"La vicenda dell'indagine su mio figlio a Bologna potrebbe mettere in difficoltà le nostre relazioni con l'Italia". Lo ha detto il presidente turco Recep Tayyip Erdogan, in un'intervista rilasciata a Rai News 24.
"Che si occupino di mafia in Italia e non di mio figlio", ha tuonato. Il figlio del presidente Erdogan, Bilal, risulta infatti sottoposto ad indagine dalla Procura di Bologna per il reato di riciclaggio, a seguito di un esposto presentato da Murat Hakan Huzan, imprenditore turco e oppositore politico del padre, rifugiato in Francia..
"Se tornasse in Italia potrebbe essere arrestato, perché c’è un’inchiesta aperta nei suoi confronti - ha spiegato Erdogan - Perché? Non c’è una risposta. E quando tu chiedi perché non ti rispondono. Mio figlio dovrebbe tornare a Bologna per terminare il dottorato. In quella città mi chiamano dittatore e fanno cortei per il Pkk. Perché non intervengono? È questo lo Stato di diritto? La sua vicenda potrebbe mettere in difficoltà persino le nostre relazioni con l’Italia. Mio figlio è un uomo brillante e viene accusato di riciclaggio di denaro".

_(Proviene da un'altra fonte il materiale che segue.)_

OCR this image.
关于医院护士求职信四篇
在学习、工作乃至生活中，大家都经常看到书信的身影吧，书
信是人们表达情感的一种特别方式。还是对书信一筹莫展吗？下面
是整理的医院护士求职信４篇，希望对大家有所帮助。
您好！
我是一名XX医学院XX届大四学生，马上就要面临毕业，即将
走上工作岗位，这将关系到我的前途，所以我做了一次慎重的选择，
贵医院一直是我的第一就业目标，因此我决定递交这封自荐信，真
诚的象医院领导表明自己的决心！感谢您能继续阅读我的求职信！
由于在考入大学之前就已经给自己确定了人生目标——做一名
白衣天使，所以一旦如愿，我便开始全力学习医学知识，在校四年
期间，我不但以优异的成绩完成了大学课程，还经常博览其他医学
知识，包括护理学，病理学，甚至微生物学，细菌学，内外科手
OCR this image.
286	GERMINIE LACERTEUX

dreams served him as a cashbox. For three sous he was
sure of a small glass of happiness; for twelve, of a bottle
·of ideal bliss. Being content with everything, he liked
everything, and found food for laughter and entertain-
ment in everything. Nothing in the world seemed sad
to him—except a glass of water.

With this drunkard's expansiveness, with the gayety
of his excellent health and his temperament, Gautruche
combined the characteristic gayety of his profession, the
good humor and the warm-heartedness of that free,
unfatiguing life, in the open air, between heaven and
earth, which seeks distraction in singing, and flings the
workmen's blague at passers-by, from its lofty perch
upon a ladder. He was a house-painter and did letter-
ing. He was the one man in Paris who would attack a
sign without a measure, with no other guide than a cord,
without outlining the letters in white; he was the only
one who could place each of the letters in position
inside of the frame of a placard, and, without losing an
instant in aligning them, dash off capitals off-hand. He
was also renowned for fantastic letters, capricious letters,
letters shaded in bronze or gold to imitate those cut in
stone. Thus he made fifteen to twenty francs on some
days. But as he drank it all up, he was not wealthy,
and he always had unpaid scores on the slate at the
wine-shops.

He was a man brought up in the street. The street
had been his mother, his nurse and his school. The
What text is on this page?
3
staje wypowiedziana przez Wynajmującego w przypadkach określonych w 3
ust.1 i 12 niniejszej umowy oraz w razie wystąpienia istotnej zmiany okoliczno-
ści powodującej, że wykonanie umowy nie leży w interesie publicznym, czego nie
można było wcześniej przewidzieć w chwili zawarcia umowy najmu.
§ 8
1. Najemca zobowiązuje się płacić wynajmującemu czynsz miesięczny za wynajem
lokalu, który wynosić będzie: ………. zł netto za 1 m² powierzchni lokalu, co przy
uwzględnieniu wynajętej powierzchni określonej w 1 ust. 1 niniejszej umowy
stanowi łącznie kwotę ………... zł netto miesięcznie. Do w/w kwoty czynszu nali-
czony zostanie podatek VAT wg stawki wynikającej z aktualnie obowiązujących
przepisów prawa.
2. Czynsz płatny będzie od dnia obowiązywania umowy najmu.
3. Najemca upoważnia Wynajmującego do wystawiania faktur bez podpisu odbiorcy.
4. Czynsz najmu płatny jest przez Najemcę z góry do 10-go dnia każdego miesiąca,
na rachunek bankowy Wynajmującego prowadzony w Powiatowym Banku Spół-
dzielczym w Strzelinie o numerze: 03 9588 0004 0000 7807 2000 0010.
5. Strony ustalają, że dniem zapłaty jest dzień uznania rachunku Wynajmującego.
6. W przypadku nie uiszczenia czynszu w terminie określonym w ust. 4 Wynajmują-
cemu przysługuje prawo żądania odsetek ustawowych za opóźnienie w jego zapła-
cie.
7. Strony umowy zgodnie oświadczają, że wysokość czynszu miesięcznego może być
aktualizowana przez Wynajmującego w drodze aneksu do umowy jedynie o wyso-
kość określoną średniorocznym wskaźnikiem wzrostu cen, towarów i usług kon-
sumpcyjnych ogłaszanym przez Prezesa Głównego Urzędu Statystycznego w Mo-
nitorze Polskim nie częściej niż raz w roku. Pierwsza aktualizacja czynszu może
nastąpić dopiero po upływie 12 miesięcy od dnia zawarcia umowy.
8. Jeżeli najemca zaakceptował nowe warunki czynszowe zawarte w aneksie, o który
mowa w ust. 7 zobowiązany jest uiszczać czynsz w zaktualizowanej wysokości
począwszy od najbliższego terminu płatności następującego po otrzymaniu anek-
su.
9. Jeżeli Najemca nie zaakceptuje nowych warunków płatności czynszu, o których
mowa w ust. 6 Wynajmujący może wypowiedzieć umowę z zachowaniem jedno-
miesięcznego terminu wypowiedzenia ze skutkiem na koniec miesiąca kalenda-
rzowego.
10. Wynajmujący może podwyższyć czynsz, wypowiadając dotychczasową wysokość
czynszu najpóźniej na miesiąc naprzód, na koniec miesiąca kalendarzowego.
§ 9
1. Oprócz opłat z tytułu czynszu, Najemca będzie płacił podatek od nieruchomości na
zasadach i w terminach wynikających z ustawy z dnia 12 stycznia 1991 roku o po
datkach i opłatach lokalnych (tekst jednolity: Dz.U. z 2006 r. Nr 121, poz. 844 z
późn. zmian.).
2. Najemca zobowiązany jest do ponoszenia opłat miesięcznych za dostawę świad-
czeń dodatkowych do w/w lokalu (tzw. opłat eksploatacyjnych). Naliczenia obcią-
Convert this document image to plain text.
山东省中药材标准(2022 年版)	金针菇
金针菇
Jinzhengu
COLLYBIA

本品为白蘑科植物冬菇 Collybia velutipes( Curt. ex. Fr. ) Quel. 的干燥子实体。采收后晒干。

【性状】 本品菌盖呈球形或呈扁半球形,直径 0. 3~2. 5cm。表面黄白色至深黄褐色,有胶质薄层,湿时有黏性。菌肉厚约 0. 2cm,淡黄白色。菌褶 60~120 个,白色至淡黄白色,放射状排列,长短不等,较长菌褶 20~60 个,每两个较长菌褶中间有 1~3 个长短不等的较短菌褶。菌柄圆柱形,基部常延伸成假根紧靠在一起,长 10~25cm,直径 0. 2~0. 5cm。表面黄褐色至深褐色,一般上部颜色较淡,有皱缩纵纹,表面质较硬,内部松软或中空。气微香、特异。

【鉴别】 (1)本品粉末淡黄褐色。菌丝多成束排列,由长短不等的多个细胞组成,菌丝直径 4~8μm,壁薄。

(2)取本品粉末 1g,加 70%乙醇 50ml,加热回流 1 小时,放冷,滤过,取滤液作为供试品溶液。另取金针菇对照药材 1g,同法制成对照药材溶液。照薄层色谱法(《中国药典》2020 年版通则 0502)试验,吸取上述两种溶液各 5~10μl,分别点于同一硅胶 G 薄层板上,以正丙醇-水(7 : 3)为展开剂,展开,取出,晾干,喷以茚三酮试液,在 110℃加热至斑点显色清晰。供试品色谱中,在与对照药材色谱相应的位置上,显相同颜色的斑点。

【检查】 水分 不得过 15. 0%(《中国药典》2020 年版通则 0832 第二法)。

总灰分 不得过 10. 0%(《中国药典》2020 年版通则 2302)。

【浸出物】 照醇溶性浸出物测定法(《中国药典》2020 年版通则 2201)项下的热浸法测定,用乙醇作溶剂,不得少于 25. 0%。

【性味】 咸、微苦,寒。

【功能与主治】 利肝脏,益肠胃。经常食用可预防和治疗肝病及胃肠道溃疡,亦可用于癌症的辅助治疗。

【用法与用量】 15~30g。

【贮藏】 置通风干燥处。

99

Il figlio Bilal era stato il bersaglio di un tweet al veleno di un albergatore svizzero (con passaporto turco) di Basilea, che aveva in seguito ricevuto una denuncia da parte del Ministero pubblico di Ankara (vedi articolo suggerito).
Erdogan ha infine ribadito che se l'Ue non dovesse concedere la liberalizzazione dei visti per i cittadini turchi, Ankara non rispetterà più l'accordo di marzo sui migranti.
Nel mirino dell'uomo forte di Ankara è finito anche il ministro degli Esteri dell'Ue Federica Mogherini: "Non avrebbe dovuto parlare da fuori. Mogherini prima di tutto saresti dovuta venire in Turchia!".